The name "Lone Star Le Mans" had previously been used for the Austin round of the United SportsCar Championship, now the IMSA SportsCar Championship, from 2014 to 2016.

On 2 December 2019, the Austin round of the WEC was revived for 2020, as a result of a conflict between the promoters at the Autodromo Jose Carlos Pace and the WEC, where the Austin round replaced the 6 Hours of São Paulo.

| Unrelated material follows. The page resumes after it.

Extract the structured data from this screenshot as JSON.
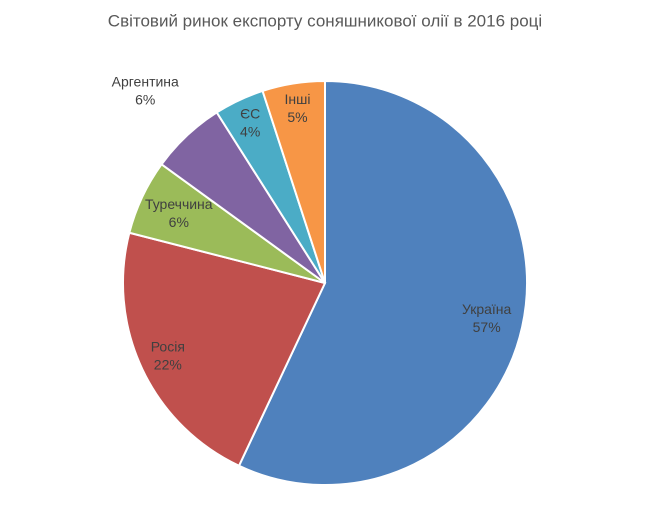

On 9 June 2023, the schedule for the 2024 FIA World Endurance Championship was announced, with Austin returning to the schedule on 1 September as the 6th race of the season, effectively replacing the 1000 Miles of Sebring (a race specially created just for the WEC) as the American round of the championship.

==Results==

===FIA WEC races===

| Year | Overall winner(s) | Entrant | Car | Distance/Duration | Race title | Championship | Report | Ref |
| 2013 | GBR Allan McNish DEN Tom Kristensen FRA Loïc Duval | DEU Audi Sport Team Joest | Audi R18 e-tron quattro | 6 hours | 6 Hours of Circuit of the Americas | FIA World Endurance Championship | Report |  |
| 2014 | Switzerland Marcel Fässler Germany André Lotterer France Benoît Tréluyer | DEU Audi Sport Team Joest | Audi R18 e-tron quattro | 6 hours | 6 Hours of Circuit of the Americas | FIA World Endurance Championship | Report |  |
| 2015 | AUS Mark Webber Germany Timo Bernhard NZL Brendon Hartley | DEU Porsche Team | Porsche 919 Hybrid | 6 hours | 6 Hours of Circuit of the Americas | FIA World Endurance Championship | Report |  |
| 2016 | AUS Mark Webber Germany Timo Bernhard NZL Brendon Hartley | DEU Porsche Team | Porsche 919 Hybrid | 6 hours | 6 Hours of Circuit of the Americas | FIA World Endurance Championship | Report |  |
| 2017 | NZ Earl Bamber Germany Timo Bernhard NZL Brendon Hartley | DEU Porsche Team | Porsche 919 Hybrid | 6 hours | 6 Hours of Circuit of the Americas | FIA World Endurance Championship | Report |  |
2018–2019: Not held
| 2020 | USA Gustavo Menezes FRA Norman Nato BRA Bruno Senna | CHE Rebellion Racing | Rebellion R13 | 6 hours | Lone Star Le Mans | FIA World Endurance Championship | Report |  |
2021–2023: Not held
| 2024 | POL Robert Kubica ISR Robert Shwartzman CHN Yifei Ye | ITA AF Corse | Ferrari 499P | 6 hours | Lone Star Le Mans | FIA World Endurance Championship | Report |  |
| 2025 | AUS Matt Campbell FRA Kévin Estre BEL Laurens Vanthoor | DEU Porsche Penske Motorsport | Porsche 963 | 6 hours | Lone Star Le Mans | FIA World Endurance Championship | Report |  |

===Other races===

| Year | Overall winner(s) | Entrant | Car | Distance/Duration | Race title | Championship | Report | Ref |
|---|---|---|---|---|---|---|---|---|
| 2013 (Grand-Am) | USA Jon Fogarty USA Alex Gurney | USA GAINSCO/Bob Stallings Racing | Corvette DP | 2 hours 45 minutes | Grand-Am of The Americas presented by GAINSCO and TOTAL | Rolex Sports Car Series | Report |  |
| 2013 (ALMS) | DEU Lucas Luhr DEU Klaus Graf | USA Muscle Milk Pickett Racing | HPD ARX-03c | 2 hours 45 minutes | International Sports Car Weekend | American Le Mans Series | Report |  |
| 2014 | USA Scott Pruett MEX Memo Rojas | USA Chip Ganassi Racing | Ford EcoBoost Riley DP | 2 hours 45 minutes | Lone Star Le Mans | United SportsCar Championship | Report |  |
| 2015 | USA Scott Pruett USA Joey Hand | USA Chip Ganassi Racing | Ford EcoBoost Riley DP | 2 hours 40 minutes | Lone Star Le Mans | United SportsCar Championship | Report |  |
| 2016 | USA Jordan Taylor USA Ricky Taylor | USA Wayne Taylor Racing | Dallara Corvette DP | 2 hours 40 minutes | Lone Star Le Mans | IMSA SportsCar Championship | Report |  |
| 2017 | USA Jordan Taylor USA Ricky Taylor | USA Wayne Taylor Racing | Cadillac DPi-V.R | 2 hours 40 minutes | Advance Auto Parts Sportscar Showdown | IMSA SportsCar Championship | Report |  |

==6 Hours of the Americas==
The 6 Hours of the Americas was an event organised by the Stéphane Ratel Organisation (SRO) and would have been part of the inaugural season of the Intercontinental GT Challenge on March 6, 2016. On January 29, it was announced that the race would be cancelled with the official reason stated as a lack of entrants.